3.3 Evaluating the Decision-Making Process

As mentioned, how well a decision-making process works is an empirical question. Evaluation requires defining appropriate measures and collecting the requisite data. Proper evaluation is essential to the continuous improvement that all organizations need. It protects against faulty intuitive evaluations, such as seeing some impacts (e.g. time spent in meetings), while missing others (e.g. time saved by avoiding problems or not analysing unimportant issues). It draws attention to organizational priorities, such as respecting the views of all staff members, demonstrating consistency in decision rules and creating a transparent record. A regulatory body making benefit-risk decisions might define a method’s success by how well it does the following.

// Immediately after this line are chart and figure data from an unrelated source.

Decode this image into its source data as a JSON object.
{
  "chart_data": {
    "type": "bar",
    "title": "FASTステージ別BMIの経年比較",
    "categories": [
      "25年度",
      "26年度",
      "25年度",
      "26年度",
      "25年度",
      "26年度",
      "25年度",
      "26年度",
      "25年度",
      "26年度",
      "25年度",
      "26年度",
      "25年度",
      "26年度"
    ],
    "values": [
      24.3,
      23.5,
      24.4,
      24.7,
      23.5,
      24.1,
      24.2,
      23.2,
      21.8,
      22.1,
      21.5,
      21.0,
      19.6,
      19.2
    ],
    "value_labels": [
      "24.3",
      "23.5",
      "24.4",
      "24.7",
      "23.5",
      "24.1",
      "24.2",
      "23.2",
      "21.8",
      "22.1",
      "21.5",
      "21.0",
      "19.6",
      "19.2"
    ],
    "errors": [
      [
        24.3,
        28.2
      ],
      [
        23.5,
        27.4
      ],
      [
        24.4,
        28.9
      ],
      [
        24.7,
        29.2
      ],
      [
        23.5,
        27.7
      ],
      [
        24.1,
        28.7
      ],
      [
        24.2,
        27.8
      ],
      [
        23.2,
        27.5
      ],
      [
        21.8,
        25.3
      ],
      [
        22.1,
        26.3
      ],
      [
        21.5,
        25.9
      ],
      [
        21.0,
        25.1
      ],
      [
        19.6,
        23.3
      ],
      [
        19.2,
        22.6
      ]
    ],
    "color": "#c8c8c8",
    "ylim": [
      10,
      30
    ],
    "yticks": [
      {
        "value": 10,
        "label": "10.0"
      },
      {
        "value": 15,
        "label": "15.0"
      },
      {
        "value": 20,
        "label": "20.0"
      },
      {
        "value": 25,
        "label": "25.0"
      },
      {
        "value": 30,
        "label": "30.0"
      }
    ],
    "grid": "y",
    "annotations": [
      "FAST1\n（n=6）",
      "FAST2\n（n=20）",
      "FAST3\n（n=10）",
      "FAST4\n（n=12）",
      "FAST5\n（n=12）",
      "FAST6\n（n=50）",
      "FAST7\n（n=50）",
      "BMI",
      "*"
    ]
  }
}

Capture the bases of the decisions: A sound decision-making method should address all issues relevant to pending regulatory actions, in ways that faithfully represent the evidence, as interpreted by agency experts. The method should record the agency’s expectations precisely enough that they can be evaluated in the light of experience, making learning possible. It should express the rationale of the decisions in terms that allow the organization to assess and, if warranted, demonstrate the consistency of its regulatory philosophy.

Communicate how the agency reaches its decisions: A sound method should convey the rationale of regulatory decisions with a clear organizing narrative (e.g. ‘We accelerated the review given the treatment’s clear benefits and minimal risks.’ ‘We gave cautious approval, but mandated intensive tracking of adverse events among patients who chose to use the product.’) The method should summarize the relevant evidence in comprehensible terms, with ready links to more detailed analyses. It should provide any context that readers need in order to interpret its conclusions (e.g. what the medical condition is like, what the agency’s regulatory powers allow it to do, what prior agreements were reached with the sponsor).

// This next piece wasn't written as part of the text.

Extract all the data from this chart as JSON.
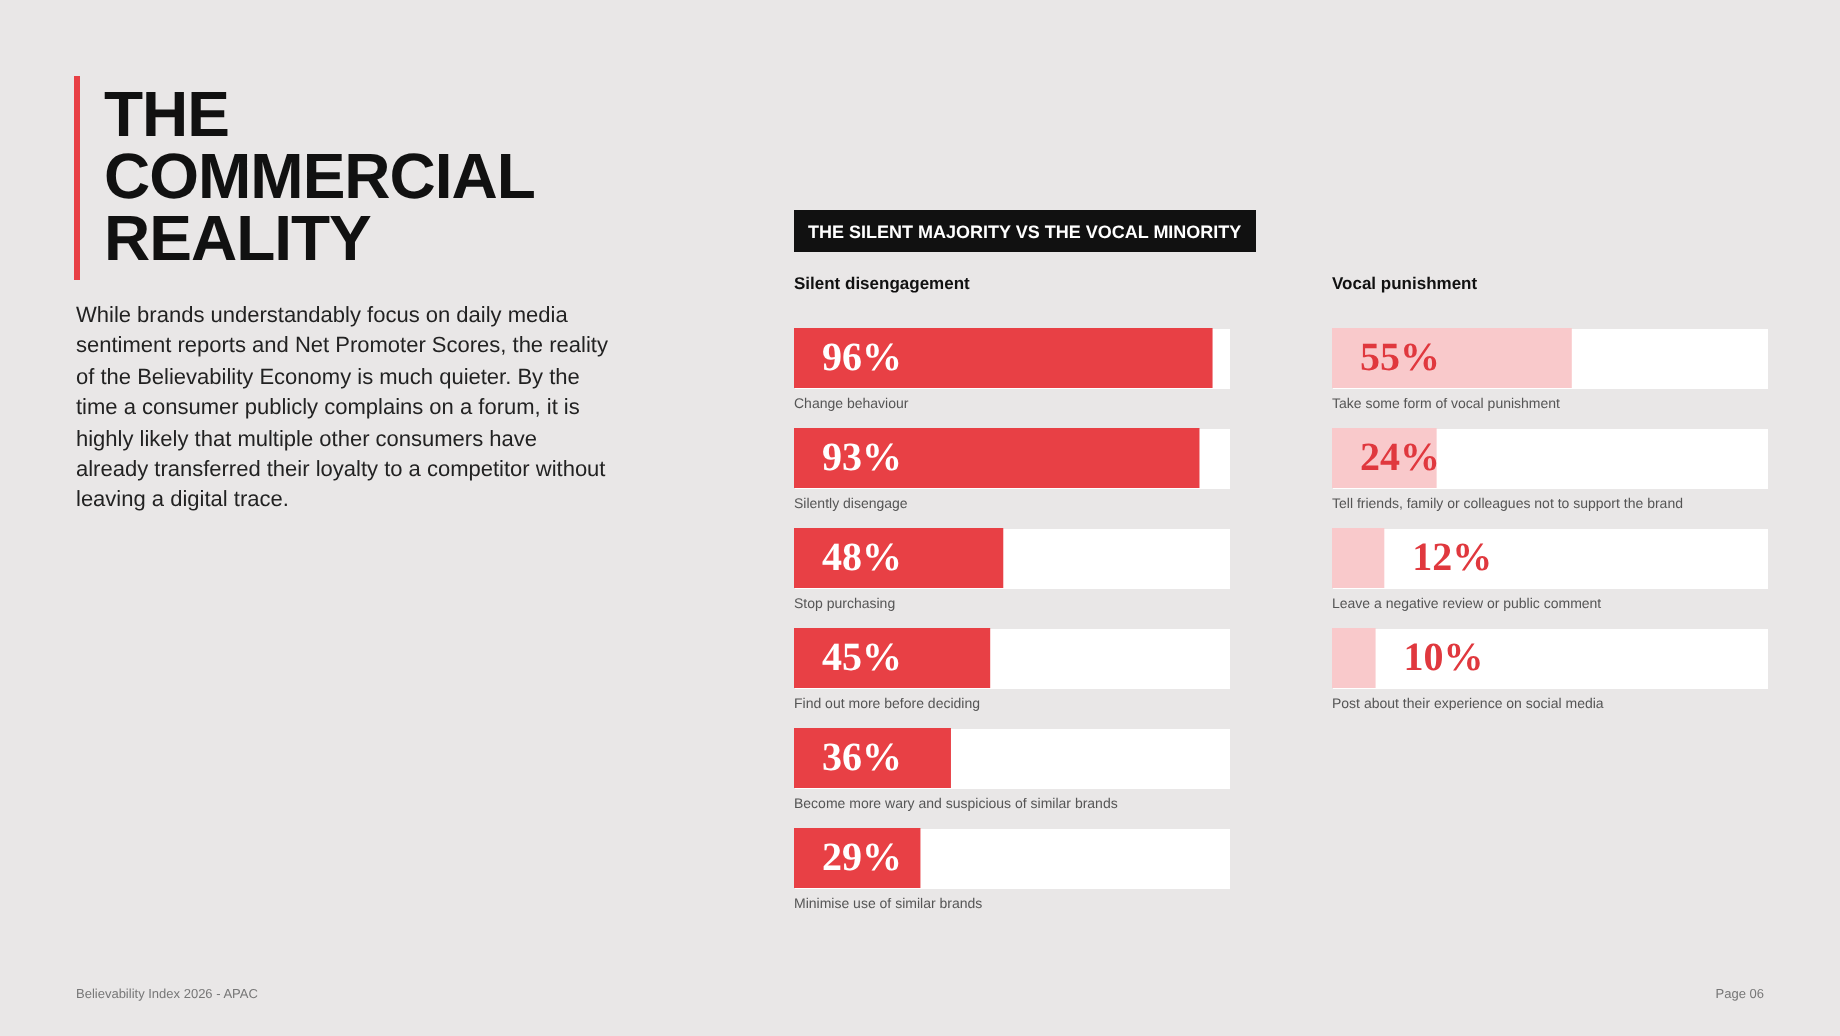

Use staff time and energy well: For individual experts, a decision-making method should be clear, efficient and motivated. For the agency as a whole, the method should promote internal communication, recognize staff members’ contributions and save time by focusing resources and anticipating problems. The FDA’s framework addresses these goals by paying attention to all cells, respecting the expert judgement needed to fill them and soliciting experts’ opinions about approval decisions, even if responsibility for them lies elsewhere.

4. Conclusions

Benefit-risk decisions about medical treatments must assess complex, uncertain, diverse outcomes, and then determine whether the benefits outweigh the risks. The success of these decisions requires properly balancing judgement and computation. Judgement alone is inadequate because of its inherent limits and potential biases. Computation alone is inadequate because it cannot capture all the issues that must inform sound benefit-risk decision making. The FDA’s emerging Benefit-Risk Framework draws on decision science in seeking that balance. If successful, it will address the three communication challenges facing those decisions: (i) communication with the individual experts who must translate their knowledge into usable form; (ii) communication among the teams of experts who must pool their knowledge; and (iii) communication between regulators and those affected by their choices. A decision-making process has the greatest chances of success if it is grounded in the theory of decision science and evaluated with its methods, giving the process a sound foundation and the opportunity to learn from experience.